I don't know why, but this song is appropriate....
http://www.youtube.com/watch?v=WYuSKoKO4bQ
http://www.youtube.com/watch?v=WYuSKoKO4bQ
justanalogue said:Rob,
I like the Grolsch flip top bottles you use!
My seeds won't sprout so no peppers this year....
Willem.
rob_gould said:Seems like it has been a while since we've had any cookery related threads on here and I've really enjoyed other peoples in the past, so when I decided to have a crack at making habanero chilli sauce this afternoon I thought it would be fun to take a few pics and share the results.
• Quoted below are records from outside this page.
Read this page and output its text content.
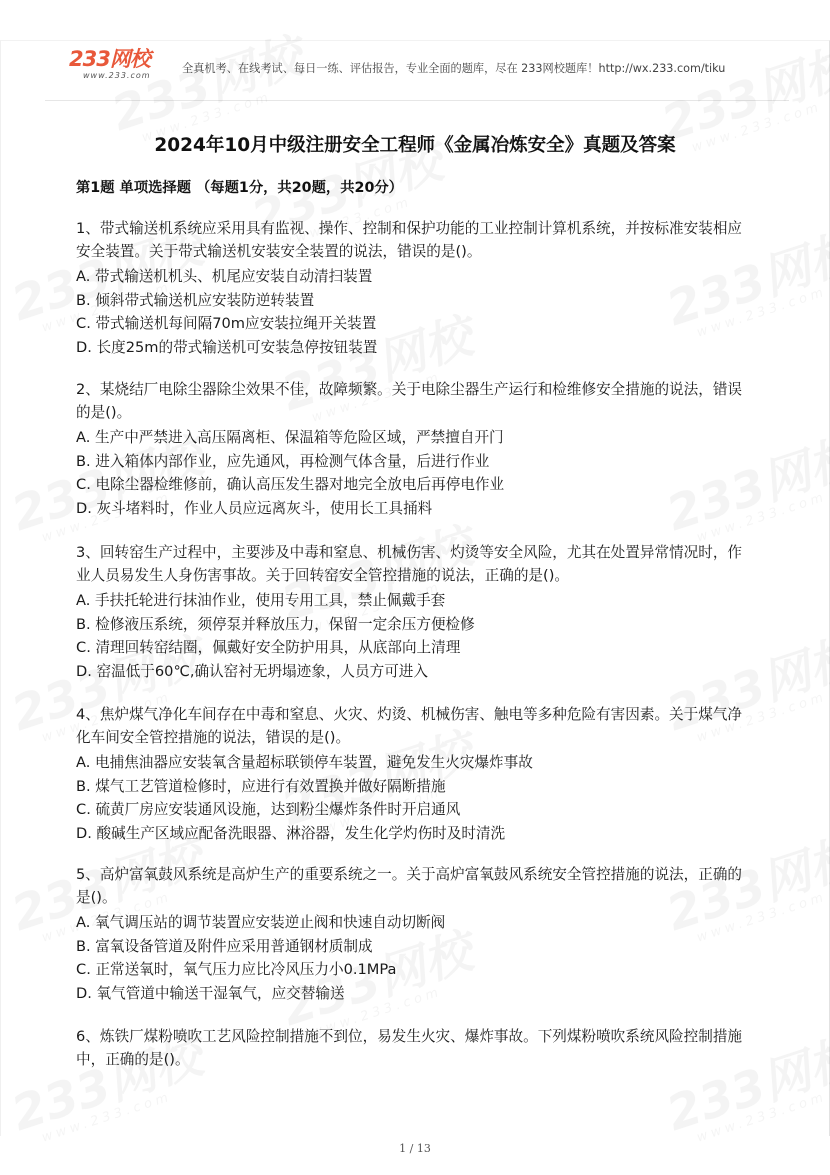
233网校
www.233.com
全真机考、在线考试、每日一练、评估报告，专业全面的题库，尽在 233网校题库！http://wx.233.com/tiku
2024年10月中级注册安全工程师《金属冶炼安全》真题及答案
第1题 单项选择题 （每题1分，共20题，共20分）
1、带式输送机系统应采用具有监视、操作、控制和保护功能的工业控制计算机系统，并按标准安装相应安全装置。关于带式输送机安装安全装置的说法，错误的是()。
A. 带式输送机机头、机尾应安装自动清扫装置
B. 倾斜带式输送机应安装防逆转装置
C. 带式输送机每间隔70m应安装拉绳开关装置
D. 长度25m的带式输送机可安装急停按钮装置
2、某烧结厂电除尘器除尘效果不佳，故障频繁。关于电除尘器生产运行和检维修安全措施的说法，错误的是()。
A. 生产中严禁进入高压隔离柜、保温箱等危险区域，严禁擅自开门
B. 进入箱体内部作业，应先通风，再检测气体含量，后进行作业
C. 电除尘器检维修前，确认高压发生器对地完全放电后再停电作业
D. 灰斗堵料时，作业人员应远离灰斗，使用长工具捅料
3、回转窑生产过程中，主要涉及中毒和窒息、机械伤害、灼烫等安全风险，尤其在处置异常情况时，作业人员易发生人身伤害事故。关于回转窑安全管控措施的说法，正确的是()。
A. 手扶托轮进行抹油作业，使用专用工具，禁止佩戴手套
B. 检修液压系统，须停泵并释放压力，保留一定余压方便检修
C. 清理回转窑结圈，佩戴好安全防护用具，从底部向上清理
D. 窑温低于60℃,确认窑衬无坍塌迹象，人员方可进入
4、焦炉煤气净化车间存在中毒和窒息、火灾、灼烫、机械伤害、触电等多种危险有害因素。关于煤气净化车间安全管控措施的说法，错误的是()。
A. 电捕焦油器应安装氧含量超标联锁停车装置，避免发生火灾爆炸事故
B. 煤气工艺管道检修时，应进行有效置换并做好隔断措施
C. 硫黄厂房应安装通风设施，达到粉尘爆炸条件时开启通风
D. 酸碱生产区域应配备洗眼器、淋浴器，发生化学灼伤时及时清洗
5、高炉富氧鼓风系统是高炉生产的重要系统之一。关于高炉富氧鼓风系统安全管控措施的说法，正确的是()。
A. 氧气调压站的调节装置应安装逆止阀和快速自动切断阀
B. 富氧设备管道及附件应采用普通钢材质制成
C. 正常送氧时，氧气压力应比冷风压力小0.1MPa
D. 氧气管道中输送干湿氧气，应交替输送
6、炼铁厂煤粉喷吹工艺风险控制措施不到位，易发生火灾、爆炸事故。下列煤粉喷吹系统风险控制措施中，正确的是()。
1 / 13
I didn't follow one specific recipe, but read quite a few different ones and took the best ideas from each. The result is decent - needless to say it is really hot! But there's really good flavour in there too so I am pleased at how it went. Next time I'll make a much bigger batch and give them away to anyone daft enough to accept one!
Ingredients :
A lot of garlic :
Dice 400g tomatoes, 3 carrots, an onion and two red peppers and sweat with the garlic for 20 - 30 mins :
Remove chilli stems and cut in half, but leave seeds and white membrane in for maximum potency! This was about 300g I think
Chop the habaneros roughly. I took the safe option and went for latex gloves for this operation! :
Give the habaneros a quick blitz as the stuff in the pan continues to sweat :
Add the cooked ingredients and blitz again :
The concoction now gets another round in the pan. About 200ml of cider vinegar and the juice of four limes also went in. It is starting to look, and smell, the part now :
Add salt :
Add sugar :
Add cumin :
At this point I gave it a big stir, waited a couple of minutes and checked the seasoning. A little bit more salt, cumin and a small splash of cider vinegar got everything nicely balanced.
Following a nice slow 30 minute simmer, this was the end result - just under 1.5L in total. There are no photos of the bottling process because without a funnel, things got a little messy to say the least!
Apparently these bottles (first sterilised in the oven) will keep the sauce edible for as long as a year though I doubt it will last that long ;D
Anyone else got any recipes or tips they'd like to share? I can see sauce making being a regular occurrence now I've discovered how easy it is and how good the results are!